Какие они все–таки скряги! При таком–то богатстве могли бы и не думать о счетах за электричество… Но я тут же забыла об этом, когда Гиацинта как бы между делом сообщила, что сквайр Гранди с большим восторгом узнал о гостье, поселившейся в "Кельях", и пригласил меня на обед с последующей игрой в карты. С превеликим трудом мне удалось скрыть рвущееся наружу ликование. Какая прекрасная возможность познакомиться с другими обитателями Флаксби—Мид! Среди гостей наверняка будут и жители деревушки.

— Но я не могу, — лицемерно пробормотала я.

— Ты непременно должна пойти! — настаивала Примула. — Чейнвинд–холл тебе понравится. Особняк выглядит величественно, хотя и построен гораздо позже "Келий". К сожалению, Гранди считаются здесь чужаками, поскольку поселились в этих краях каких–то двести лет назад. Кроме того, кое–кто из мужчин этого старинного рода так и не женился по вполне понятным причинам. Впрочем, я вовсе не намекаю, будто милый Годфри — один из тех странных людей, которые в таком количестве расплодились в наши дни…

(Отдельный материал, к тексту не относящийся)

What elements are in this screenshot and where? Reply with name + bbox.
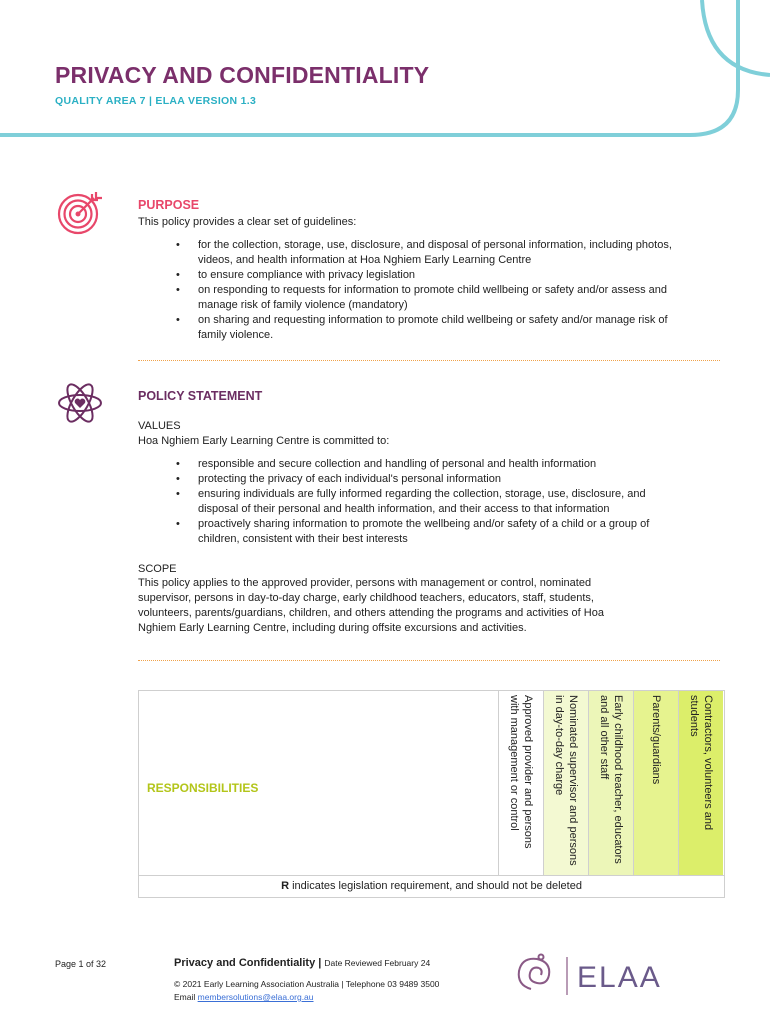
footer-email-line [174,991,439,1004]
list-item: • on responding to requests for information to promote child wellbeing or safety and/or assess and manage risk of family violence (mandatory) [176,283,686,313]
footer-title-text: Privacy and Confidentiality | [174,957,322,969]
column-header-text: Contractors, volunteers and students [688,695,714,831]
column-header-text: Nominated supervisor and persons in day-to-day charge [553,695,579,866]
list-item: • on sharing and requesting information to promote child wellbeing or safety and/or manage risk of family violence. [176,313,686,343]
list-item: • responsible and secure collection and handling of personal and health information [176,457,686,472]
list-item: • protecting the privacy of each individual's personal information [176,472,686,487]
list-item: • for the collection, storage, use, disclosure, and disposal of personal information, including photos, videos, and health information at Hoa Nghiem Early Learning Centre [176,238,686,268]
purpose-heading: PURPOSE [138,198,200,212]
elaa-logo [515,951,680,999]
values-list [176,457,686,547]
list-item: • to ensure compliance with privacy legislation [176,268,686,283]
responsibilities-table [138,690,725,898]
responsibilities-label: RESPONSIBILITIES [147,781,259,795]
footer-date: Date Reviewed February 24 [324,958,431,968]
footer-contact [174,978,439,1004]
footer-copyright: © 2021 Early Learning Association Australia | Telephone 03 9489 3500 [174,979,440,989]
purpose-list [176,238,686,343]
column-header-text: Parents/guardians [650,695,662,785]
values-intro: Hoa Nghiem Early Learning Centre is committed to: [138,435,390,447]
footer-doc-title [174,957,430,969]
email-link[interactable]: membersolutions@elaa.org.au [197,992,314,1002]
legend-text: indicates legislation requirement, and should not be deleted [289,880,582,892]
column-header [678,691,723,875]
page-number: Page 1 of 32 [55,959,107,969]
column-header [588,691,633,875]
column-header [498,691,543,875]
atom-heart-icon [56,379,104,427]
target-icon [56,188,104,236]
values-label: VALUES [138,420,181,432]
legend-symbol: R [281,880,290,892]
policy-statement-heading: POLICY STATEMENT [138,389,263,403]
column-header-text: Early childhood teacher, educators and all other staff [598,695,624,864]
column-header [543,691,588,875]
column-header-text: Approved provider and persons with management or control [508,695,534,849]
logo-text: ELAA [577,961,662,994]
scope-label: SCOPE [138,563,177,575]
email-label: Email [174,992,198,1002]
section-divider [138,360,720,361]
list-item: • proactively sharing information to promote the wellbeing and/or safety of a child or a group of children, consistent with their best interests [176,517,686,547]
legend-row [139,875,724,898]
page-subtitle: QUALITY AREA 7 | ELAA VERSION 1.3 [55,95,257,107]
scope-text: This policy applies to the approved provider, persons with management or control, nominated supervisor, persons in day-to-day charge, early childhood teachers, educators, staff, students, volunteers, parents/guardians, children, and others attending the programs and activities of Hoa Nghiem Early Learning Centre, including during offsite excursions and activities. [138,577,604,634]
page-title: PRIVACY AND CONFIDENTIALITY [55,62,430,88]
purpose-intro: This policy provides a clear set of guidelines: [138,216,357,228]
section-divider [138,660,720,661]
column-header [633,691,678,875]
list-item: • ensuring individuals are fully informed regarding the collection, storage, use, disclosure, and disposal of their personal and health information, and their access to that information [176,487,686,517]
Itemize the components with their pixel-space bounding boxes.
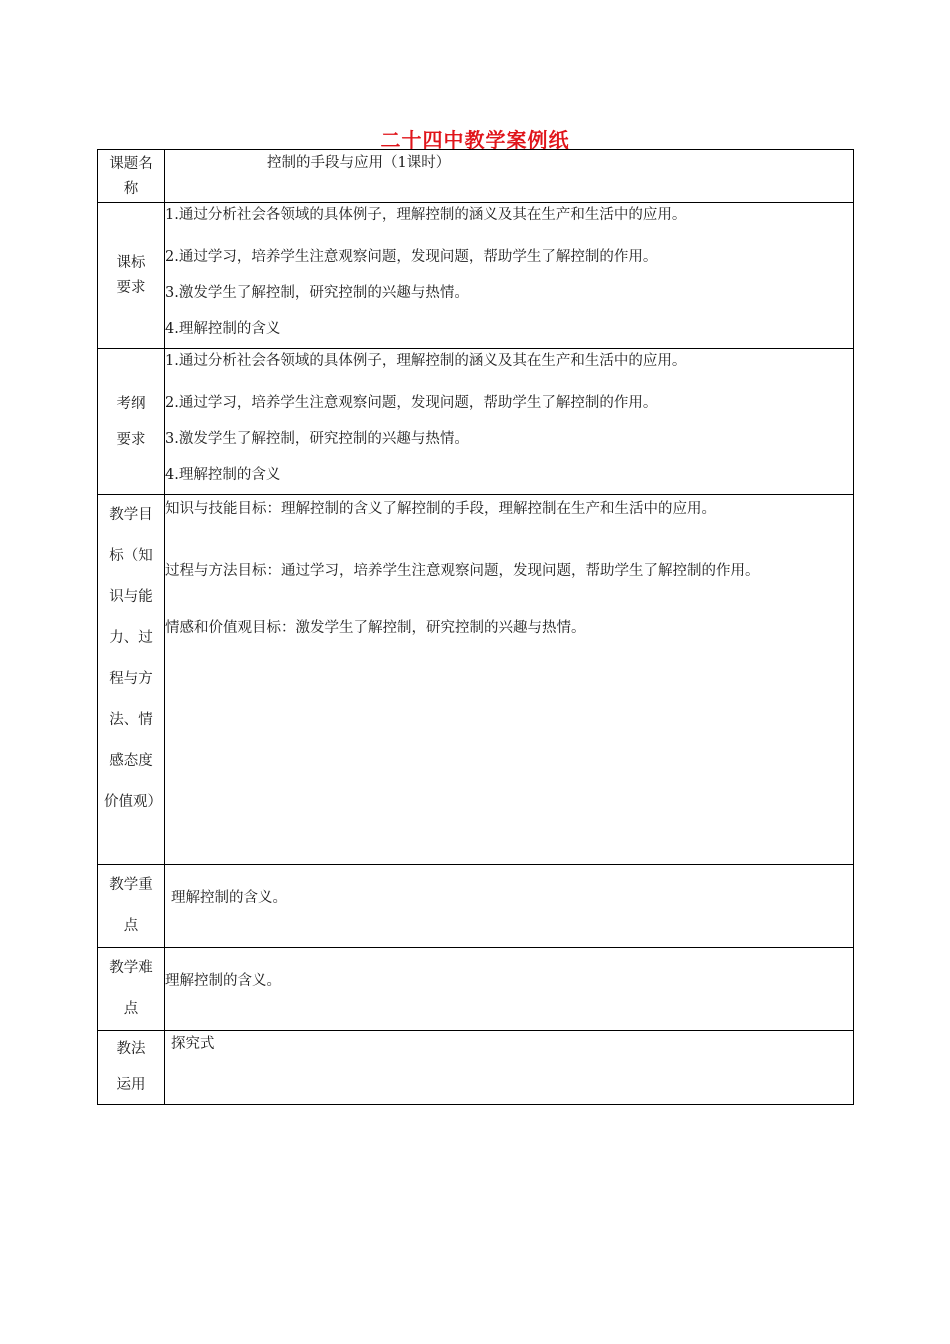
- objective-knowledge: 知识与技能目标：理解控制的含义了解控制的手段，理解控制在生产和生活中的应用。: [165, 501, 716, 517]
- objectives-label-cell: [98, 495, 165, 865]
- course-name-label: 课题名称: [109, 156, 153, 197]
- course-name-cell: [165, 150, 854, 203]
- curriculum-label-cell: [98, 203, 165, 349]
- curriculum-content-cell: [165, 203, 854, 349]
- methods-label: 教法运用: [116, 1041, 146, 1093]
- key-points-label: 教学重点: [109, 877, 153, 934]
- curriculum-item-4: 4.理解控制的含义: [165, 321, 281, 337]
- difficulties-value: 理解控制的含义。: [165, 973, 281, 989]
- lesson-plan-table: [97, 149, 854, 1105]
- exam-content-cell: [165, 349, 854, 495]
- curriculum-item-1: 1.通过分析社会各领域的具体例子，理解控制的涵义及其在生产和生活中的应用。: [165, 207, 687, 223]
- curriculum-item-3: 3.激发学生了解控制，研究控制的兴趣与热情。: [165, 285, 469, 301]
- row-exam-requirements: [98, 349, 854, 495]
- objectives-label: 教学目标（知识与能力、过程与方法、情感态度价值观）: [104, 507, 162, 810]
- exam-item-1: 1.通过分析社会各领域的具体例子，理解控制的涵义及其在生产和生活中的应用。: [165, 353, 687, 369]
- row-difficulties: [98, 948, 854, 1031]
- methods-label-cell: [98, 1031, 165, 1105]
- objective-emotion: 情感和价值观目标：激发学生了解控制，研究控制的兴趣与热情。: [165, 620, 586, 636]
- methods-value: 探究式: [171, 1036, 215, 1052]
- exam-label: 考纲要求: [116, 395, 146, 448]
- course-name-value: 控制的手段与应用（1课时）: [267, 155, 451, 171]
- row-objectives: [98, 495, 854, 865]
- row-methods: [98, 1031, 854, 1105]
- objectives-content-cell: [165, 495, 854, 865]
- page-title: 二十四中教学案例纸: [380, 128, 570, 152]
- objective-process: 过程与方法目标：通过学习，培养学生注意观察问题，发现问题，帮助学生了解控制的作用。: [165, 563, 760, 579]
- difficulties-label: 教学难点: [109, 960, 153, 1017]
- curriculum-item-2: 2.通过学习，培养学生注意观察问题，发现问题，帮助学生了解控制的作用。: [165, 249, 658, 265]
- curriculum-label: 课标要求: [116, 254, 146, 296]
- row-curriculum-requirements: [98, 203, 854, 349]
- exam-item-2: 2.通过学习，培养学生注意观察问题，发现问题，帮助学生了解控制的作用。: [165, 395, 658, 411]
- row-course-name: [98, 150, 854, 203]
- exam-label-cell: [98, 349, 165, 495]
- methods-content-cell: [165, 1031, 854, 1105]
- key-points-content-cell: [165, 865, 854, 948]
- difficulties-label-cell: [98, 948, 165, 1031]
- exam-item-3: 3.激发学生了解控制，研究控制的兴趣与热情。: [165, 431, 469, 447]
- course-name-label-cell: [98, 150, 165, 203]
- key-points-label-cell: [98, 865, 165, 948]
- key-points-value: 理解控制的含义。: [171, 890, 287, 906]
- exam-item-4: 4.理解控制的含义: [165, 467, 281, 483]
- difficulties-content-cell: [165, 948, 854, 1031]
- row-key-points: [98, 865, 854, 948]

Я провела руками по спутанным волосам, широко раскрыла глаза, придав им тоскливый взгляд, и исторгла тяжкий вздох.

— Как любезно со стороны мистера Гранди, что он включил меня в число гостей, но мне ведь даже нечего надеть, и я не… помню, умею ли играть в карты.

Прикрыв одну руку другой, я что было сил скрестила пальцы. Чуть не проговорилась.

— Знаешь, дитя мое, я в любом случае не советовала бы тебе играть. Даже дружеская игра в вист требует эмоционального напряжения. А это противоречит указаниям доктора Ступни. Что касается платья, — Примула ухватила меня за руку, — сейчас как раз в моде романтизм! А в сундуках на чердаке наверняка найдется что–нибудь чрезвычайно романтическое! Гиацинта, ты не находишь, что твое платье из полупрозрачного шелка с высокой талией будет восхитительно смотреться на Тессе? Там еще такие прелестные рукава с буфами!

* * *

Гиацинта отказалась участвовать в экспедиции наверх, сославшись на то, что хочет собрать все просроченные библиотечные книги. Когда мы ступили на шаткие ступени, ведущие на чердак, у меня мелькнула мысль, что я весь день только и делаю, что карабкаюсь взад–вперед по заплесневелым лестницам. Но стоило очутиться на чердаке, как на меня нахлынули совсем иные ощущения, нежели в тайнике. В тусклом серебристом свете, проникавшем через круглое оконце, я увидела, что здесь все было загромождено в той же степени, в какой тайник был пуст. Чемоданы, ящики, сломанная мебель, груды картин и кучи изорванных абажуров создавали настоящий лабиринт, извилистый проход в котором едва можно было различить в неверном свете луны. Здесь все пропахло прошлым. По спине у меня поползли мурашки. Но это ощущение нельзя было назвать неприятным. Здесь обитали уютные, домашние привидения, в отличие от тех, что прячутся на Тропе Аббатов.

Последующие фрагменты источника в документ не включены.